NDLR : Steven Woloshin et K.J.Jorgensen estiment estiment qu’un dépistage plus précoce dans les tranches d’âge plus jeunes ne permettrait pas de résoudre les problèmes auxquels sont confrontées les femmes pauvres, souvent les femmes noires aux Etats Unis, problèmes tels qu’un accès moindre aux services de santé, des retards de traitement et un plus faible recours aux thérapies adjuvantes.
En fait, l’abaissement de l’âge du dépistage pourrait exacerber les problèmes contribuant à la disparité, en détournant les ressources vers un dépistage élargi au lieu d’une amélioration de l’accès pour ces femmes plus défavorisées.

Ces deux scientifiques (Woloshin et Jorgensen) sont préoccupés par l’exposition des femmes de façon majorée aux fausses alertes et aux surdiagnostics, les effets indésirables majeurs de ce dépistage.

Comme Harris l’a souligné, il n’y a pas de données provenant d’essais contrôlés randomisés indiquant que l’efficacité de la mammographie diffère selon la race.
Mais le groupe de travail actuel, préoccupé à juste titre par l’augmentation des taux de cancer du sein chez les femmes plus jeunes et le taux élevé de mortalité par cancer du sein chez les femmes noires, a choisi de mettre l’accent sur les résultats des études de modélisation en plus de ceux des essais randomisés plus traditionnels.

La mammographie n’est pas un excellent test de dépistage, et il y a des incertitudes

Cette variabilité est-elle inquiétante?

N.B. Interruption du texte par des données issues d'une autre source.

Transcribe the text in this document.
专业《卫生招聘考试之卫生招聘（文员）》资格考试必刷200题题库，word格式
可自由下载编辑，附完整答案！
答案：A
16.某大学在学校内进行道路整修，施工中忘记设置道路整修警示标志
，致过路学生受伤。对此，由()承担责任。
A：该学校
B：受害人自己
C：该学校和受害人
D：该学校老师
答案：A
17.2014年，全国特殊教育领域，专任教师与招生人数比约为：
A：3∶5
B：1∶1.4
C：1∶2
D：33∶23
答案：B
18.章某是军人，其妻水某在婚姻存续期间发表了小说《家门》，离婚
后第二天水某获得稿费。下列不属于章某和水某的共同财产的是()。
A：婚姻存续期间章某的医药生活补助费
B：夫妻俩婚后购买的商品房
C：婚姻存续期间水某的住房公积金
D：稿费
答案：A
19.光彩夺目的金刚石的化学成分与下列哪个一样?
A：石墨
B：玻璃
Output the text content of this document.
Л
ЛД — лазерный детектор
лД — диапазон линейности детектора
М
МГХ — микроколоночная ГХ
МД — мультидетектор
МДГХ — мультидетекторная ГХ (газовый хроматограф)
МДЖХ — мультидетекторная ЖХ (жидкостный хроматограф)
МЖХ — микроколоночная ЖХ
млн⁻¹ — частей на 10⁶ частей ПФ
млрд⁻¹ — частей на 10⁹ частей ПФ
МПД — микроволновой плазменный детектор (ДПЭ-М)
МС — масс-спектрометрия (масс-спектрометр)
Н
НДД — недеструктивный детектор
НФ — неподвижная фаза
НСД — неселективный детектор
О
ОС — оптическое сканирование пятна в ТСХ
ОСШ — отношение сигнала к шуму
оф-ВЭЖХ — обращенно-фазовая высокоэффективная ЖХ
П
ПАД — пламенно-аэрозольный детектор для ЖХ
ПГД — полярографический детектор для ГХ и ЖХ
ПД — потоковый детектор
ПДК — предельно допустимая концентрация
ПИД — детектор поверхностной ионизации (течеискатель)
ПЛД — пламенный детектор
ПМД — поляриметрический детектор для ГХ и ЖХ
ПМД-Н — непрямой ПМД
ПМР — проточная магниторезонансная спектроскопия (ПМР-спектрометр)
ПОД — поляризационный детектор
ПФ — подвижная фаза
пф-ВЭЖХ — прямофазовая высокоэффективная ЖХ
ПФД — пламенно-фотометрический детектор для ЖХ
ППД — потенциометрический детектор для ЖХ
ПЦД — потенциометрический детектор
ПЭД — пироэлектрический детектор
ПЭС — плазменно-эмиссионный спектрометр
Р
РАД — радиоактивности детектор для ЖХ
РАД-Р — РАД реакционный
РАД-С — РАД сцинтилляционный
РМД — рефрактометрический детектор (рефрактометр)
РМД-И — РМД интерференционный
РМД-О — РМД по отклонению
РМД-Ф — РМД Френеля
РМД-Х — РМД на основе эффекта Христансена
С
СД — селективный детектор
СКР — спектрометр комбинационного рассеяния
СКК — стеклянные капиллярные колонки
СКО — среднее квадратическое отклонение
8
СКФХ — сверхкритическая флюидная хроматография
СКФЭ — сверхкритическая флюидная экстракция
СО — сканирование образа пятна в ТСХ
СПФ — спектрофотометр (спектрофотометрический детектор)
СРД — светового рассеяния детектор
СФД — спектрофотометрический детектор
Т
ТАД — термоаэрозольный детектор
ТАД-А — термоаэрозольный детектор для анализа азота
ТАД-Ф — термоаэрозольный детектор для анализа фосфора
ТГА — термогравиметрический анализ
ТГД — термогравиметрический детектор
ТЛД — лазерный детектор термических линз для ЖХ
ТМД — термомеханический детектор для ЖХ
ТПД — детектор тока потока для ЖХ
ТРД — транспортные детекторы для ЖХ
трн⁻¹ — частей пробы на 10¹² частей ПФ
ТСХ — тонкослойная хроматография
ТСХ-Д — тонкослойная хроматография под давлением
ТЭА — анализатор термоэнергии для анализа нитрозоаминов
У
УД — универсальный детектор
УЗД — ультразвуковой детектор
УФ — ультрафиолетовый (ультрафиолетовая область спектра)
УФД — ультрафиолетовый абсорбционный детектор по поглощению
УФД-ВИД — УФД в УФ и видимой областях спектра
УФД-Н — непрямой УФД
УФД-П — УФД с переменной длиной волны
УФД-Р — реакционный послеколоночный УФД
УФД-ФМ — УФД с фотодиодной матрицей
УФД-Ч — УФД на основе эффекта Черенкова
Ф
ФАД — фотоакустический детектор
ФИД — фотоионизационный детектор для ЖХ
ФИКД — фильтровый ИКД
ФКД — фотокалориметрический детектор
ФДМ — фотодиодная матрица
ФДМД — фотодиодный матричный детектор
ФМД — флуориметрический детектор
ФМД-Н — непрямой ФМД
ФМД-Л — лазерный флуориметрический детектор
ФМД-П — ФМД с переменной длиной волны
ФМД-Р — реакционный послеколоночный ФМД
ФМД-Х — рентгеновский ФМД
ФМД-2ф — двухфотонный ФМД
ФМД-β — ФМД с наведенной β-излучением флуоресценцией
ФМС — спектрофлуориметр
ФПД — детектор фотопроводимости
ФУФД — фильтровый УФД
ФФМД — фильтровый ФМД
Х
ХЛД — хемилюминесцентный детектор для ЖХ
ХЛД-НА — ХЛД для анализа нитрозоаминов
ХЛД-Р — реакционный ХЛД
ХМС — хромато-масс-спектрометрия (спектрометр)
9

Pas nécessairement.
Ce qui semble clair, c’est que pour les femmes de moins de 50 ans, la mammographie n’est pas un excellent test de dépistage. Il sauvera certainement des vies, mais il n’est pas aussi efficace que les tests de dépistage tels que la coloscopie et le test Pap (détection du cancer du col de l’utérus, NDLR), et conduit à de nombreux résultats faussement positifs. (En effet, l’USPSTF 2024 a évalué l’utilisation des tests de dépistage du cancer du sein en utilisant d’autres tests que la mammographie, tels que l’IRM et les échographies, mais a constaté l’insuffisance des données pour les évaluer.)

Et la réalité est que, lorsqu’un test de dépistage présente à la fois des avantages et des inconvénients importants, différents groupes de travail, composés de membres différents, peuvent arriver à des conclusions différentes. Bien sûr, ce phénomène peut être très insatisfaisant. Les patients et leurs médecins traitants apprécient de la clarté lorsqu’ils prennent des décisions cliniques. Mais concernant la mammographie pour les jeunes femmes, c’est de l’incertitude qu’il y a.
L’ambiguïté peut également avoir des conséquences financières, puisque les services de prévention qui obtiennent les notes « A » et « B » doivent être couverts par une assurance, grâce à la Loi sur les soins abordables (Obamacare).
Les prestations ayant une note « C » peuvent être couvertes, ou pas.

Conclusion

Lerner conclut : « Mais que l’USPSTF dise ou non « B » ou « C », si une femme dans la quarantaine a une conversation instructive et significative avec son médecin au sujet des avantages et des inconvénients de la mammographie de dépistage, c’est excellent. »

En effet et on y revient toujours, l’information des femmes est le coeur du problème, pour leur fournir la possibilité de leur choix individualisé.